What’s happening here?

The OpenAI client acts as both the MCP host and MCP client, connecting to the Fetch server at https://remote.mcpservers.org/fetch/mcp.

The server offers a “fetch” tool that takes:

• URL (required),

• Plus optional parameters like max_length (to limit output size) and start_index (to read content in chunks).

When you run the code, the client discovers the tool, the model generates a tool call to fetch the arXiv page, and the server converts the HTML to markdown. The LLM then formats the result into a table:

This demo shows MCP’s strength: you didn’t write any web scraping code or handle HTML parsing—the MCP server did the heavy lifting. Beginners can tweak the input prompt to experiment, while advanced users might explore parameters like start_index for paginated fetching.

Be cautious, though: the Fetch server can access local IPs, so avoid sensitive URLs in production.

Wrapping Up

MCP is a game-changer for building GenAI apps, making it easier to connect models to real-world tools and data.
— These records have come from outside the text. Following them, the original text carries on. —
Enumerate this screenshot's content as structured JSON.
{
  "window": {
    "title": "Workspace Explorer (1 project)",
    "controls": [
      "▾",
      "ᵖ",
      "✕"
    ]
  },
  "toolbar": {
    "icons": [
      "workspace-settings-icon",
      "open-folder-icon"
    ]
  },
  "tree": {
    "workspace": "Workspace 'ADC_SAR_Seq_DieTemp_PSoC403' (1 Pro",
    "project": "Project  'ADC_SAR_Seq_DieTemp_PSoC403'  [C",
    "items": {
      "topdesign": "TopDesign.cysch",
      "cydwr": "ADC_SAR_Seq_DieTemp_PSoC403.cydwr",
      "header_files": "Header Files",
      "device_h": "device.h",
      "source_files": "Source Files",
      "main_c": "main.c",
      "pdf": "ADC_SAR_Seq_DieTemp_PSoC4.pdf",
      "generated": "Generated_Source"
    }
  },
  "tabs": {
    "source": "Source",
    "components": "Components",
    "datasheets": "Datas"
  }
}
By standardizing communication, it saves time, enhances security, and opens up a world of integrations—from Google Drive to Stripe payments.

This tutorial showed how a single API call can fetch and format web content, a task that would otherwise require custom code. In future articles, we’ll dive into building MCP clients and servers from scratch, but for now, experiment with this demo and share your results!